И он показал ребятам состыкованную воедино карту. На карте был изображён четырёхпалый план Мангупа. Изображение напоминало корону.

– По легенде, – пояснил Дынин, – феодориты основали столицу своего княжества именно здесь, так как плато в плане напоминает княжескую корону – символ вечной власти.

– Но это, конечно, легенда. Место было выбрано из-за исключительного гео-стратегического положения. Немаловажным фактором явилось также наличие постоянных источников воды, – добавил Гавсаров.

– Так ты говоришь, какого века эта карта? – обратился к Грегори Дынин.

– Семнадцатого. Мне так бабушка говорила.

– Эта карта значительно старше, этак века на два. Вот смотрите, подобное написание букв было характерно именно для пятнадцатого столетия. Это грабар – раннесредневековый литературный армянский язык, а ещё и язык духовенства. Но на нём писали и в позднее средневековье, в частности, в пятнадцатом веке. В семнадцатом веке широкое распространение получил среднеармянский язык, и светские тексты уже предпочитали писать на нём. В это время произошли некоторые изменения в написании букв и постановке фраз, – пустился в объяснения Дынин.

– Я так понял, что надписи на карте сделаны одной рукой и на греческом, и на армянском, – сказал Грегори.

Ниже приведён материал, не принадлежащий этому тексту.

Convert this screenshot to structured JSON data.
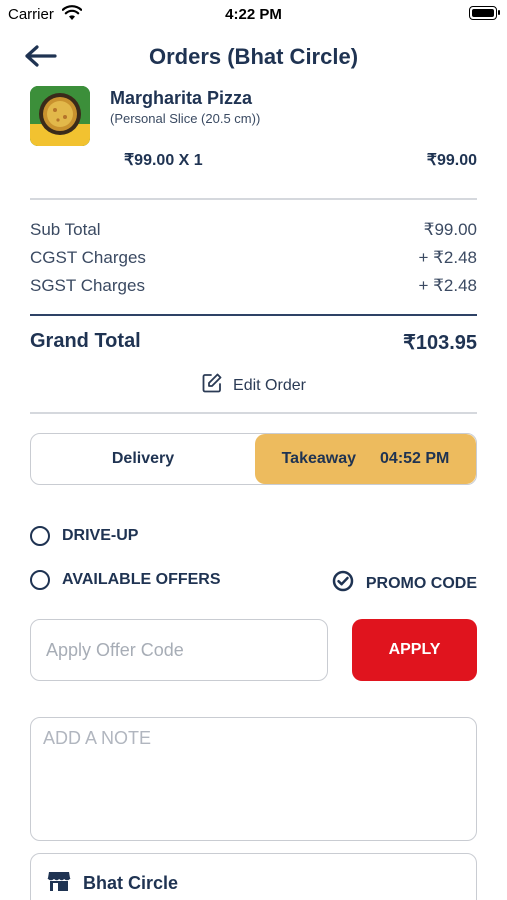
{
  "status_bar": {
    "carrier": "Carrier",
    "time": "4:22 PM"
  },
  "header": {
    "title": "Orders (Bhat Circle)",
    "back_icon": "arrow-left-icon"
  },
  "item": {
    "name": "Margharita Pizza",
    "description": "(Personal Slice (20.5 cm))",
    "quantity_price": "₹99.00 X 1",
    "amount": "₹99.00"
  },
  "summary": {
    "rows": [
      {
        "label": "Sub Total",
        "value": "₹99.00"
      },
      {
        "label": "CGST Charges",
        "value": "+ ₹2.48"
      },
      {
        "label": "SGST Charges",
        "value": "+ ₹2.48"
      }
    ],
    "grand_total_label": "Grand Total",
    "grand_total_value": "₹103.95"
  },
  "edit_order_label": "Edit Order",
  "order_type": {
    "delivery_label": "Delivery",
    "takeaway_label": "Takeaway",
    "takeaway_time": "04:52 PM",
    "selected": "Takeaway"
  },
  "options": {
    "drive_up": "DRIVE-UP",
    "available_offers": "AVAILABLE OFFERS",
    "promo_code": "PROMO CODE"
  },
  "offer_code": {
    "placeholder": "Apply Offer Code",
    "apply_label": "APPLY"
  },
  "note": {
    "placeholder": "ADD A NOTE"
  },
  "store": {
    "name": "Bhat Circle",
    "icon": "store-icon"
  },
  "colors": {
    "primary": "#1f3352",
    "accent": "#edbb5e",
    "apply": "#e0141e"
  }
}
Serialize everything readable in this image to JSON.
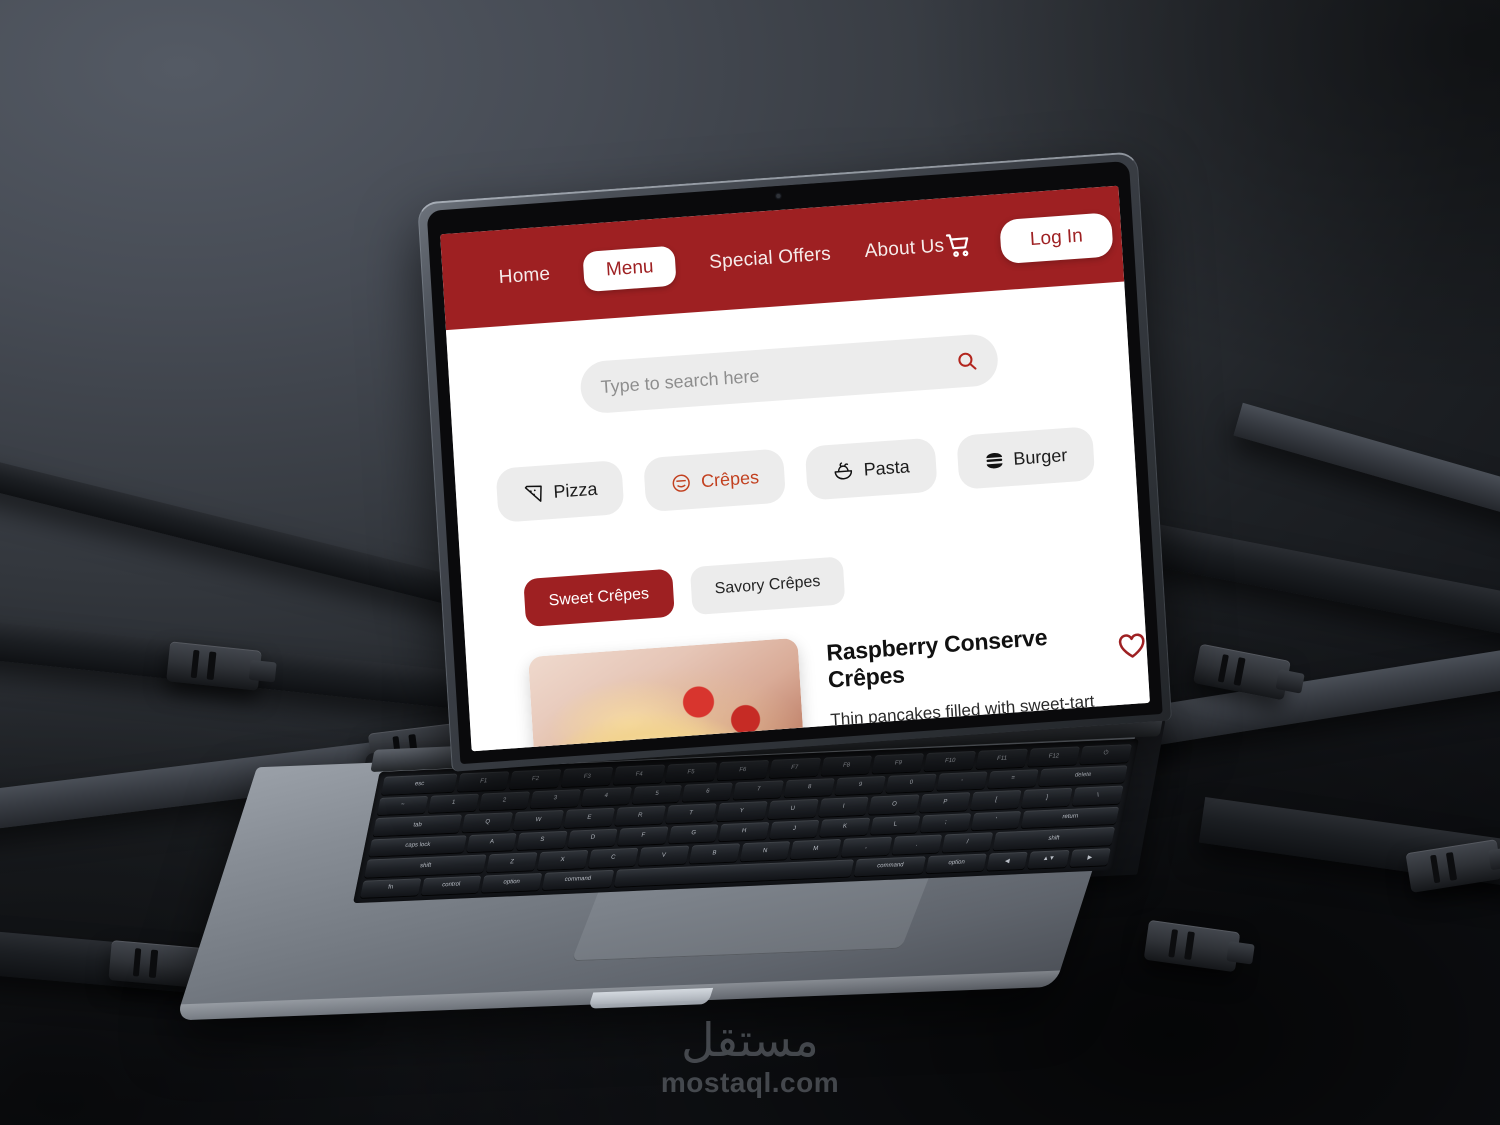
{
  "site": {
    "navbar": {
      "links": [
        {
          "label": "Home",
          "active": false
        },
        {
          "label": "Menu",
          "active": true
        },
        {
          "label": "Special Offers",
          "active": false
        },
        {
          "label": "About Us",
          "active": false
        }
      ],
      "cart_icon": "shopping-cart-icon",
      "login_label": "Log In",
      "bg_color": "#9E2022"
    },
    "search": {
      "placeholder": "Type to search here",
      "value": "",
      "icon": "search-icon",
      "icon_color": "#B3261E"
    },
    "categories": [
      {
        "label": "Pizza",
        "icon": "pizza-slice-icon",
        "active": false
      },
      {
        "label": "Crêpes",
        "icon": "crepe-icon",
        "active": true
      },
      {
        "label": "Pasta",
        "icon": "pasta-bowl-icon",
        "active": false
      },
      {
        "label": "Burger",
        "icon": "burger-icon",
        "active": false
      }
    ],
    "tabs": [
      {
        "label": "Sweet Crêpes",
        "selected": true
      },
      {
        "label": "Savory Crêpes",
        "selected": false
      }
    ],
    "dish": {
      "title": "Raspberry Conserve Crêpes",
      "description": "Thin pancakes filled with sweet-tart raspberry jam, often garnished with powdered sugar and fresh berries. Perfect for breakfast or dessert.",
      "favorite_icon": "heart-outline-icon",
      "favorite_color": "#9E2022",
      "image": "raspberry-crepes-photo"
    },
    "accent_color": "#9E2022",
    "chip_active_color": "#C2401F"
  },
  "watermark": {
    "arabic": "مستقل",
    "latin": "mostaql.com"
  },
  "device": {
    "type": "laptop-macbook",
    "keyboard": {
      "row1": [
        "esc",
        "F1",
        "F2",
        "F3",
        "F4",
        "F5",
        "F6",
        "F7",
        "F8",
        "F9",
        "F10",
        "F11",
        "F12",
        "⏻"
      ],
      "row2": [
        "~",
        "1",
        "2",
        "3",
        "4",
        "5",
        "6",
        "7",
        "8",
        "9",
        "0",
        "-",
        "=",
        "delete"
      ],
      "row3": [
        "tab",
        "Q",
        "W",
        "E",
        "R",
        "T",
        "Y",
        "U",
        "I",
        "O",
        "P",
        "[",
        "]",
        "\\"
      ],
      "row4": [
        "caps lock",
        "A",
        "S",
        "D",
        "F",
        "G",
        "H",
        "J",
        "K",
        "L",
        ";",
        "'",
        "return"
      ],
      "row5": [
        "shift",
        "Z",
        "X",
        "C",
        "V",
        "B",
        "N",
        "M",
        ",",
        ".",
        "/",
        "shift"
      ],
      "row6": [
        "fn",
        "control",
        "option",
        "command",
        "",
        "command",
        "option",
        "◀",
        "▲▼",
        "▶"
      ]
    }
  }
}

– Да, совершенно верно. Кстати, карта эта была нарисована детской рукой. Об этом горит некоторая детскость в начертании, и скорее всего, этой же рукой сделаны надписи, видите, почерк совершенно детский, кривоватый и не очень уверенный. Так пишут обычно десяти-двенадцатилетние мальчишки. Заметьте, надписи на армянском и греческом, причём греческом средневековом. И не просто средневековом, а на таврическом диалекте греческого, именно том, на котором говорило население Крыма в пятнадцатом веке, – Дынин рассказывал взахлёб. Слушатели затаили дыхание и не сводили глаз с рассказчиков.

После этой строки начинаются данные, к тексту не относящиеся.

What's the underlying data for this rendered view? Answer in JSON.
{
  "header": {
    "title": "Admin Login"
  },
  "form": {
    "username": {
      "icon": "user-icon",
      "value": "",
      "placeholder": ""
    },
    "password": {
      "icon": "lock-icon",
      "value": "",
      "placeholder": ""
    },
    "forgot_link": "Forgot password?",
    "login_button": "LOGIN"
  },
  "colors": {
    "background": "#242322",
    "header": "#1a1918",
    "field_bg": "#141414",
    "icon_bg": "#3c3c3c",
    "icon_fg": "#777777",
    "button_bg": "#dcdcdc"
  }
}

– И самое интересное. Вот здесь, внизу, через обе половинки карты идет надпись «Рисовано Микаэлом и Гаспаром». Видите, на левой половинке «Рисовано Микаэлом», а на правой – «и Гаспаром». Союз «и», по-армянски «эв», пишется как палочка с черточкой и перевёрнутая русская буква «г». Вот видите, здесь идёт разрыв, поэтому от буквы осталась лишь палочка, – подытожил Лавр Спиридоныч.

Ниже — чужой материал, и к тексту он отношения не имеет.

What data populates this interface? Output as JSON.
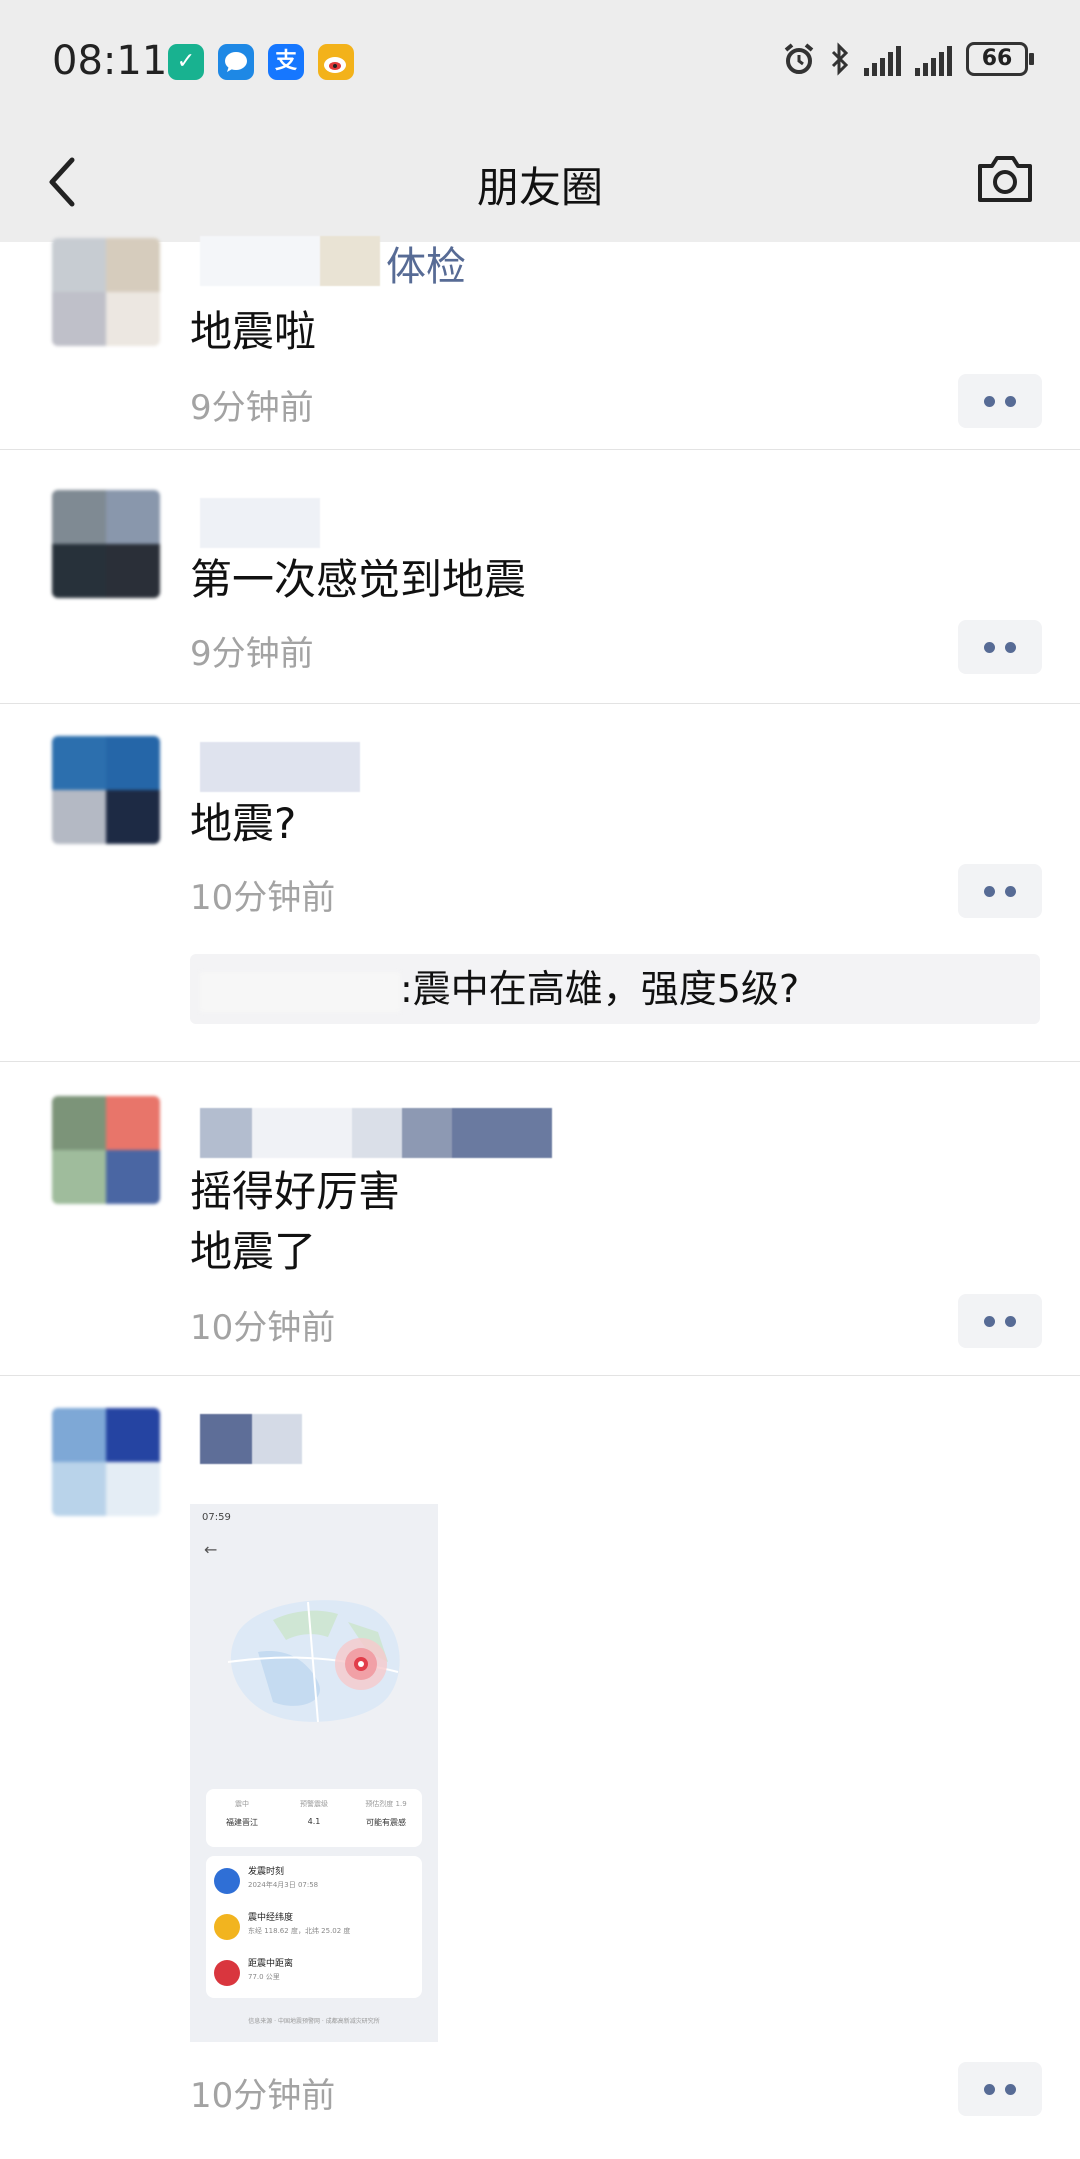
{
  "status_bar": {
    "time": "08:11",
    "app_icons": [
      {
        "name": "mijia-icon",
        "glyph": "✓",
        "color": "#18b290"
      },
      {
        "name": "message-icon",
        "glyph": "💬",
        "color": "#1e88e5"
      },
      {
        "name": "alipay-icon",
        "glyph": "支",
        "color": "#1677ff"
      },
      {
        "name": "weibo-icon",
        "glyph": "◉",
        "color": "#f3b21a"
      }
    ],
    "battery": "66"
  },
  "header": {
    "title": "朋友圈"
  },
  "posts": [
    {
      "nickname": "体检",
      "content": [
        "地震啦"
      ],
      "time": "9分钟前"
    },
    {
      "nickname": "",
      "content": [
        "第一次感觉到地震"
      ],
      "time": "9分钟前"
    },
    {
      "nickname": "",
      "content": [
        "地震?"
      ],
      "time": "10分钟前",
      "comment": ":震中在高雄，强度5级?"
    },
    {
      "nickname": "",
      "content": [
        "摇得好厉害",
        "地震了"
      ],
      "time": "10分钟前"
    },
    {
      "nickname": "",
      "content": [],
      "time": "10分钟前"
    }
  ],
  "thumbnail": {
    "status_time": "07:59",
    "stats": [
      {
        "label": "震中",
        "value": "福建晋江"
      },
      {
        "label": "预警震级",
        "value": "4.1"
      },
      {
        "label": "预估烈度 1.9",
        "value": "可能有震感"
      }
    ],
    "items": [
      {
        "title": "发震时刻",
        "sub": "2024年4月3日 07:58",
        "color": "#2f6fd6"
      },
      {
        "title": "震中经纬度",
        "sub": "东经 118.62 度，北纬 25.02 度",
        "color": "#f2b41f"
      },
      {
        "title": "距震中距离",
        "sub": "77.0 公里",
        "color": "#d9363e"
      }
    ],
    "footer": "信息来源 · 中国地震预警网 · 成都高新减灾研究所"
  },
  "colors": {
    "nickname": "#576b95",
    "time": "#a3a3a3",
    "topbar_bg": "#ededed"
  }
}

– Кто же такие Микаэл и Гаспар? – задал риторический вопрос профессор Гавсаров и сам же на него ответил. – Это явно не дети простолюдинов, так как в пятнадцатом веке грамоте учили лишь детей высокопоставленных особ, преимущественно князей. Значит, вывод напрашивается сам собой: Микаэл и Гаспар – княжеские отпрыски. Я покопался в архивах и нашёл очень интересные факты. После взятия Мангупа турками в 1475 году русский посол привёз из Крыма двух юных мангупских князей, от них впоследствии пошли две ветви российской дворянской фамилии Гаврасовых. Потом в личном дневнике одного из Гаврасовых, жившего в девятнадцатом веке, я наткнулся на старинное предание, связанное с картой. Предание это я расскажу позже, а сейчас самое время искать клад.

Они сгрудилась над столом и внимательно рассматривали карту. На ней было много условных знаков, о значении которых можно было лишь догадываться. Некоторые же объекты были нарисованы, хотя схематично, но вполне узнаваемо. Так, все сразу узнали цитадель, храм и дворец князя.

– А это что за лесенки? – спросил Мика.

– Наверное, тарапаны, – ответила Васька.

– Смотрите, а вот пещеры. Это же Дырявый мыс! Значит и уже тогда он был таким дырявым! – обрадовалась Лера.

– А к нему ведёт стрелочка, – продолжил Грегори.

– А вот тут – точка. Что бы она могла значить? – добавил Гусик.

– А вон, смотрите-смотрите, крестик! Наверное, здесь клад! – закричали радостно Зойка с Галкой.

– А здесь сосны! Это же Сосновый мыс! – вставил Пашка.

Так они выискивали знакомые объекты и находили всё новые детали.

Каждый имел возможность высказаться.

– Да, обозначений здесь в избытке. Сейчас самое главное – правильно прочитать карту, не отвлекаясь на второстепенные изображения, – сказал, наконец, Саша. Они заспорили, где же всё-таки может находиться клад. Мнения разделились. Каждый отстаивал свою точку зрения. А Евсеич и профессора слушали их и только посмеивались.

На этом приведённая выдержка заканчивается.